R. c. Zarzour, 2005 CanLII 10474 (QC CS)
[38] La Cour suprême, dans Mohan, 1994 CanLII 80 (CSC), [1994] 2 R.C.S. 9, a défini les règles relatives à l'admissibilité de la preuve d'expert. Elles sont au nombre de quatre, soit, la pertinence, la nécessité d'aider le juge des faits, l'absence de toute autre règle d'exclusion et la qualification suffisante de l'expert.
[39] Dans R. c. Moran, (1992), 1992 CanLII 12786 (ON CA), 77 C.C.C. (3d) 300 (Ont. C.A.), confirmé par la Cour Suprême, 1993 CanLII 49 (CSC), [1993] 4 R.C.S. 499, la Cour d'appel d'Ontario estime qu'il est tout à fait inapproprié d'inviter un témoin ou même l'accusé à se prononcer sur la véracité d'autres témoins entendus[1].
[40] Dans R. c. R. (A.), (1994) 1994 CanLII 4524 (MB CA), 88 C.C.C. (3d) 184 (Man. C.A.), le juge Twaddle écrit que, d'une façon générale, l'opinion d'un accusé sur la véracité d'un témoin de la Couronne est non pertinent :
"As a general rule, the opinion of an accused as to the veracity of a Crown witness is irrelevant"[2]
[41] Appliqué aux faits de la présente affaire, il est manifeste que l'accusé s'apprête à inviter son témoin à se prononcer sur la véracité d'autres témoins entendus, tels messieurs Dell'Oste et Hum. Cela est tout à fait inapproprié. Pas plus un témoin que l'accusé ne peut se prononcer sur la véracité de ce que d'autres témoins ont dit.
[42] Ainsi, si la véracité d'un témoin dépend de facteurs observables par le jury, tels son comportement, ses contradictions ou d'autres faits de même nature, on ne permettra pas à un expert de la véracité d'envahir le domaine traditionnellement réservé au juge des faits[3].
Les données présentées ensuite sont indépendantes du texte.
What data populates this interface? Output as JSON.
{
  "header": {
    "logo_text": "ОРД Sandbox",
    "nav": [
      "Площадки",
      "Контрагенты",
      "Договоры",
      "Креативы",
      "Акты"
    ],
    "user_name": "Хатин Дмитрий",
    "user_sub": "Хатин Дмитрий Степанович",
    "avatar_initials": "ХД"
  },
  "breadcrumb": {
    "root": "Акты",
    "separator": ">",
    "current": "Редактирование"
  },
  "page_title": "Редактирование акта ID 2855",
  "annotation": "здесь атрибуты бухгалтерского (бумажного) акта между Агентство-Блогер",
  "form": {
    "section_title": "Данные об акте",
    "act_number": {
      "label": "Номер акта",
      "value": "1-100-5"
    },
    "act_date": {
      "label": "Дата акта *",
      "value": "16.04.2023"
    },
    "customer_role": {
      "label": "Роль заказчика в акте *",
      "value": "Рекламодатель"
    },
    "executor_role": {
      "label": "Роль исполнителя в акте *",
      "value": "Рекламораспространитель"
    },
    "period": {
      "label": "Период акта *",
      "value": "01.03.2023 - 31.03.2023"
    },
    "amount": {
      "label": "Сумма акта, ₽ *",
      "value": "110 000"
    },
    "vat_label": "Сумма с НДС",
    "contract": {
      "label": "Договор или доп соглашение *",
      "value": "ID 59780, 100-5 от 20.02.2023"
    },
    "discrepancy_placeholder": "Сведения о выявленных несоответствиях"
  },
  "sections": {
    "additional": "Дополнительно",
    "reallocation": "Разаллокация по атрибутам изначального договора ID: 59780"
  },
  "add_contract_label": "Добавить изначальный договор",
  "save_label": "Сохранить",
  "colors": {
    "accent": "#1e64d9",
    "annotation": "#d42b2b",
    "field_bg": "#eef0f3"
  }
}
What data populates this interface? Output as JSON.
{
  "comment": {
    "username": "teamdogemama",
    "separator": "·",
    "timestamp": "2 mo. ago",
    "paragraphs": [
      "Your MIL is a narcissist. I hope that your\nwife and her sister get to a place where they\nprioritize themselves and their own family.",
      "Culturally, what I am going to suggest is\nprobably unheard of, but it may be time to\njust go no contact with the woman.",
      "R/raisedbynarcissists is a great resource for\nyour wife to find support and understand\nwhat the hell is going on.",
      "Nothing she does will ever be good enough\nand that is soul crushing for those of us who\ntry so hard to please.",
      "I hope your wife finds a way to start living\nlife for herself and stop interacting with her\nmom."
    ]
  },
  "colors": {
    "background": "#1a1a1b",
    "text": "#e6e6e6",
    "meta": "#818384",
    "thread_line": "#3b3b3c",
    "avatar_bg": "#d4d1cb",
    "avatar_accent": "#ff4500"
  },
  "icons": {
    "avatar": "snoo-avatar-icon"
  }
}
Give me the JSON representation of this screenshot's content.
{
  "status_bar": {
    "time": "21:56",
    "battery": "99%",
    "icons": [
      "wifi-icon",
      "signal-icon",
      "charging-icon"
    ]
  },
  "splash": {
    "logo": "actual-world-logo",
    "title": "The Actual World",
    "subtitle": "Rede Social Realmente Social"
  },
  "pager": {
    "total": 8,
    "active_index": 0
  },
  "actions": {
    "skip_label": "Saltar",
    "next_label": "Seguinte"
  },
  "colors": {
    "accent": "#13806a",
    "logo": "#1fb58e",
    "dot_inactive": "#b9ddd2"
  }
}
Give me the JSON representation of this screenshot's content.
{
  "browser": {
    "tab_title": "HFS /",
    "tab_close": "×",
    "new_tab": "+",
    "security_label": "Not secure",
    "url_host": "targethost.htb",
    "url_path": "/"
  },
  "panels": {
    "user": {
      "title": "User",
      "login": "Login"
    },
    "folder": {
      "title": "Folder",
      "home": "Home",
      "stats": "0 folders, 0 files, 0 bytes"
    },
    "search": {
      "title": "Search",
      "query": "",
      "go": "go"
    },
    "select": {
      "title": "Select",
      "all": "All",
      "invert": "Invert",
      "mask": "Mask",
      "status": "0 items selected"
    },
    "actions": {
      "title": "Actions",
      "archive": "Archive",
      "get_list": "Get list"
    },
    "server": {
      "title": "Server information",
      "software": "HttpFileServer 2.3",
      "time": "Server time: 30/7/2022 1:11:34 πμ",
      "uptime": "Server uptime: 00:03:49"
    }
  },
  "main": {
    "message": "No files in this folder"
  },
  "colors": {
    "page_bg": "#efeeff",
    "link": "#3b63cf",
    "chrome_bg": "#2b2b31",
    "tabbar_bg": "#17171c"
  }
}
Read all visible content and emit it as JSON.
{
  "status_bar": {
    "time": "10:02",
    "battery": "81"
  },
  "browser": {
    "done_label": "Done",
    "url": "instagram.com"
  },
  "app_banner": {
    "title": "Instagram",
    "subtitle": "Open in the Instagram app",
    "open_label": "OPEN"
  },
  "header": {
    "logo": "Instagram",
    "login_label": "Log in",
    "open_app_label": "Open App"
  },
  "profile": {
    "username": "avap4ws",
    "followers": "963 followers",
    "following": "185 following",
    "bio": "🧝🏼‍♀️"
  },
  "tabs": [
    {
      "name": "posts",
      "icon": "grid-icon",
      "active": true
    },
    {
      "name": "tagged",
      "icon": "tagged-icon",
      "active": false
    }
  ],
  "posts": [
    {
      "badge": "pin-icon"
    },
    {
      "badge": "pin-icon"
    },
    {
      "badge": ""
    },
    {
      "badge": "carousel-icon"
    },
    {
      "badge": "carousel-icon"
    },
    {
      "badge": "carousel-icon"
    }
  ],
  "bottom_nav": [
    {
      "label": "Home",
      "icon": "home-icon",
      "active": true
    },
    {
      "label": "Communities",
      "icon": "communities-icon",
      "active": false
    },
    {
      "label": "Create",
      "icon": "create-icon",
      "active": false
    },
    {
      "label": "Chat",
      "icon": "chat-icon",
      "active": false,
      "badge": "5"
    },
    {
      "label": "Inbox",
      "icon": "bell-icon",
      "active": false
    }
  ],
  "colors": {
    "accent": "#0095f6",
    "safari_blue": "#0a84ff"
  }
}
[43] Pour la même raison, on défend aussi la présentation d'une preuve confirmatoire de la véracité du témoin. À ce propos le juge Iacobucci a résumé succinctement le genre de preuve visé par cette règle dans R. c. B. (F.F.), 1993 CanLII 167 (CSC), [1993] 1 R.C.S. 697[4]:
"La règle interdisant les témoignages justificatifs vise à empêcher une partie de produire une preuve destinée uniquement à renforcer la crédibilité d'un témoin avant que celle-ci ne soit attaquée. Ce type de preuve tendrait à établir la franchise du témoin plutôt que la véracité de ses déclarations. Tel est le cas notamment de la preuve psychiatrique que le témoin est susceptible de dire la vérité en cour (voir, par ex., R. c. Kyselka (1962), 1962 CanLII 596 (ON CA), 133 C.C.C. 103 (C.A. Ont.)), de la preuve de bonne moralité présentée à seule fin de montrer qu'un témoin dira vraisemblablement la vérité (voir, par ex., R. c. Clarke (1981), 1981 ABCA 222 (CanLII), 63 C.C.C. (2d) 224 (C.A. Alb.)) et de la preuve obtenue au moyen d'un détecteur de mensonges (voir, par ex., R. c. Béland, 1987 CanLII 27 (CSC), [1987] 2 R.C.S. 398)".
[44] La règle qui régit l'auto-corroboration vaut également pour une preuve discréditant un témoin et fournie par des témoins de la défense déposant au sujet de la réputation de la victime pour la véracité R. c. Clarke, (1998) 1998 CanLII 14604 (ON CA), 129 C.C.C. (3d) 1, par 47, 18 C.R. (5th) 219 (Ont. C.A.) (voir par. 2.059)[5].
[45] Dans R. c. French, (1997) 1977 CanLII 2117 (ON CA), 37 C.C.C. (2d) 201 (Ont. C.A.), confirmé par la Cour suprême, 1979 CanLII 49 (CSC), [1980] 1 R.C.S. 158, 47 C.C.C. (2d) 411, le juge MacKinnon s'était exprimé ainsi[6] :
"To receive such evidence might, indeed, open a Pandora's box, from which there could be no resiling, of confusion and usurpation of function. It does trouble me that the case against the appellant should rest on the evidence of one such as Nadine Deveau, but the members of the jury, properly instructed, are the ones to make the assessment of such a witness when her contradictions are obvious. The Courts must be chary of limiting or usurping the jury's duty and function in this area. It is not "empty rhetoric" to speak of the "usurpation" of the function of the jury in these circumstances." (nos soulignements)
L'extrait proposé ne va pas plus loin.